In case you’ve run out of things to worry about this week, there’s this little gem: it appears our up-to-now friends and our sworn enemies have banded together to end the dollar as the world currency denomination. According to “The Demise of the Dollar” in the Independent:
Gulf Arabs are planning – along with China, Russia, Japan and France – to end dollar dealings for oil, moving instead to a basket of currencies including the Japanese yen and Chinese yuan, the euro, gold and a new, unified currency planned for nations in the Gulf Co-operation Council, including Saudi Arabia, Abu Dhabi, Kuwait and Qatar.
This is certain to result in economic war between China and the US. And increased energy prices. And a devalued dollar (inflation). Still think deficit spending doesn’t matter? That we need more “stimulus”? And that trade deficits don’t matter?
The American currency has maintained its pre-eminence in the world because of America’s economic dominance, not the other way around. Keep piling up a national deficit in the trillions of dollars, and we can kiss that dominance good buy forever. Yes, I realize that most people educated in our public school system in the past 40 years believe that will be a good thing. More egalitarian… and fair: why don’t we just spread the wealth around? But then, having been educated in our fine public schools, they think this without any concept of how the economy works. The first clue they’ll have is when they discover what a truly failed economy will mean to them personally. You know - that nasty intersection where utopian concepts and reality collide?
But the Obama administration has bigger fish to fry: they sent the puppet to Denmark to lobby for the Chicago Olympics, and they’re busy lining up Hollywood morons to hump for healthcare.
For all the Anglophiles out there: congratulations. We are well on our way towards joining them as another once great empire.

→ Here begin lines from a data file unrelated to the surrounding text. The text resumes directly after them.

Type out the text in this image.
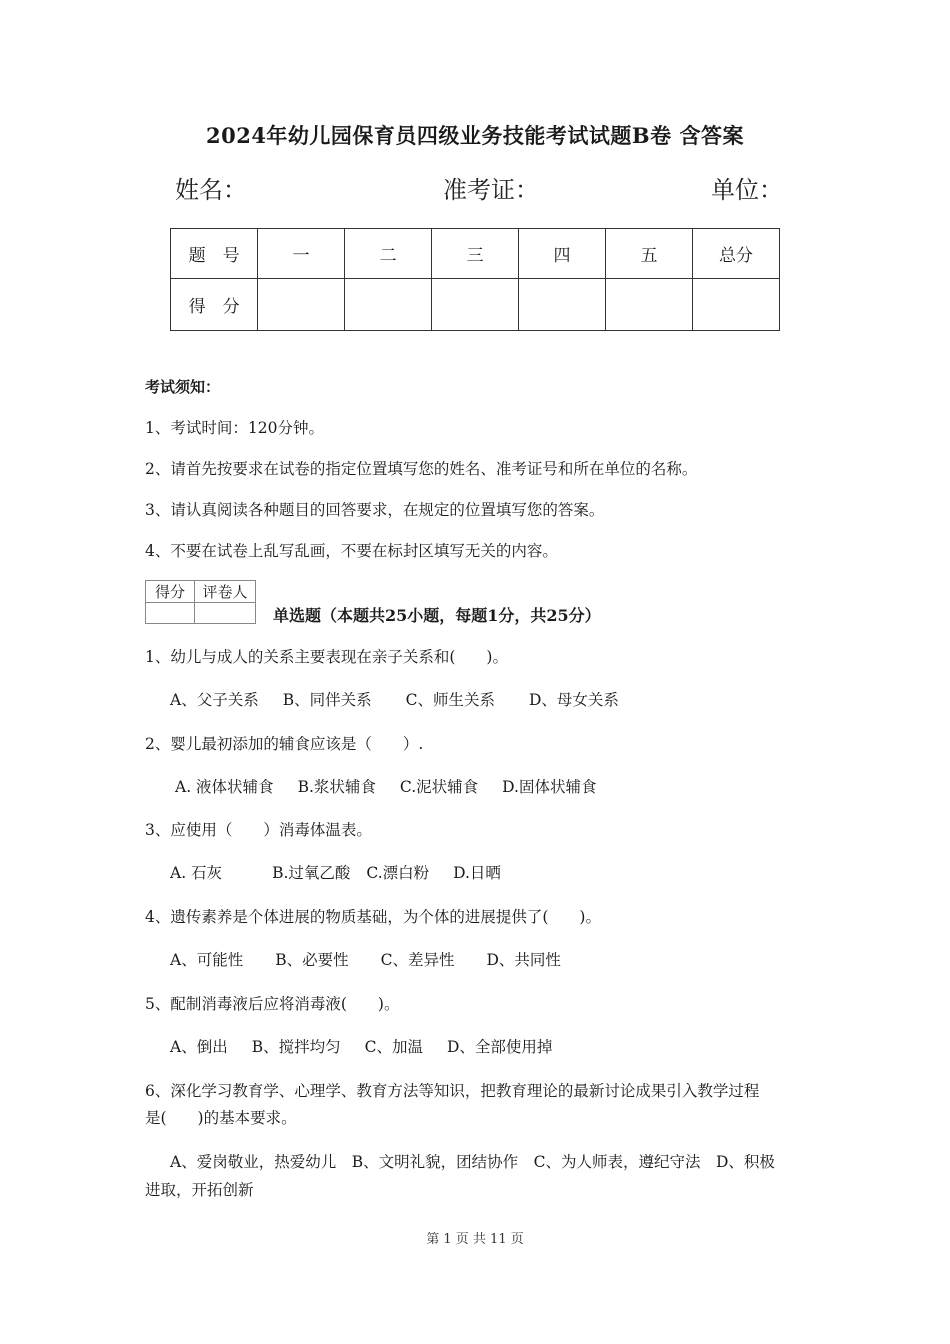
2024年幼儿园保育员四级业务技能考试试题B卷 含答案
姓名：	准考证：	单位：
题　号	一	二	三	四	五	总分
得　分						
考试须知：
1、考试时间：120分钟。
2、请首先按要求在试卷的指定位置填写您的姓名、准考证号和所在单位的名称。
3、请认真阅读各种题目的回答要求，在规定的位置填写您的答案。
4、不要在试卷上乱写乱画，不要在标封区填写无关的内容。
得分	评卷人

单选题（本题共25小题，每题1分，共25分）
1、幼儿与成人的关系主要表现在亲子关系和(　　)。
A、父子关系 B、同伴关系 C、师生关系 D、母女关系
2、婴儿最初添加的辅食应该是（　　）.
A. 液体状辅食 B.浆状辅食 C.泥状辅食 D.固体状辅食
3、应使用（　　）消毒体温表。
A. 石灰	B.过氧乙酸 C.漂白粉 D.日晒
4、遗传素养是个体进展的物质基础，为个体的进展提供了(　　)。
A、可能性 B、必要性 C、差异性 D、共同性
5、配制消毒液后应将消毒液(　　)。
A、倒出 B、搅拌均匀 C、加温 D、全部使用掉
6、深化学习教育学、心理学、教育方法等知识，把教育理论的最新讨论成果引入教学过程
是(　　)的基本要求。
A、爱岗敬业，热爱幼儿　B、文明礼貌，团结协作　C、为人师表，遵纪守法　D、积极
进取，开拓创新
第 1 页 共 11 页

Sleep well, the government has everything under control.
Oh, and we might want to reconsider our “energy plan”. I don’t really think you’ll want to be relying on those windmills if there’s another oil embargo. ANWR might not be such a bad idea after all. And perhaps a nuclear plant or two couldn't hurt either: if we start now, we could have a couple on line in a decade or so. That might help the grandkids.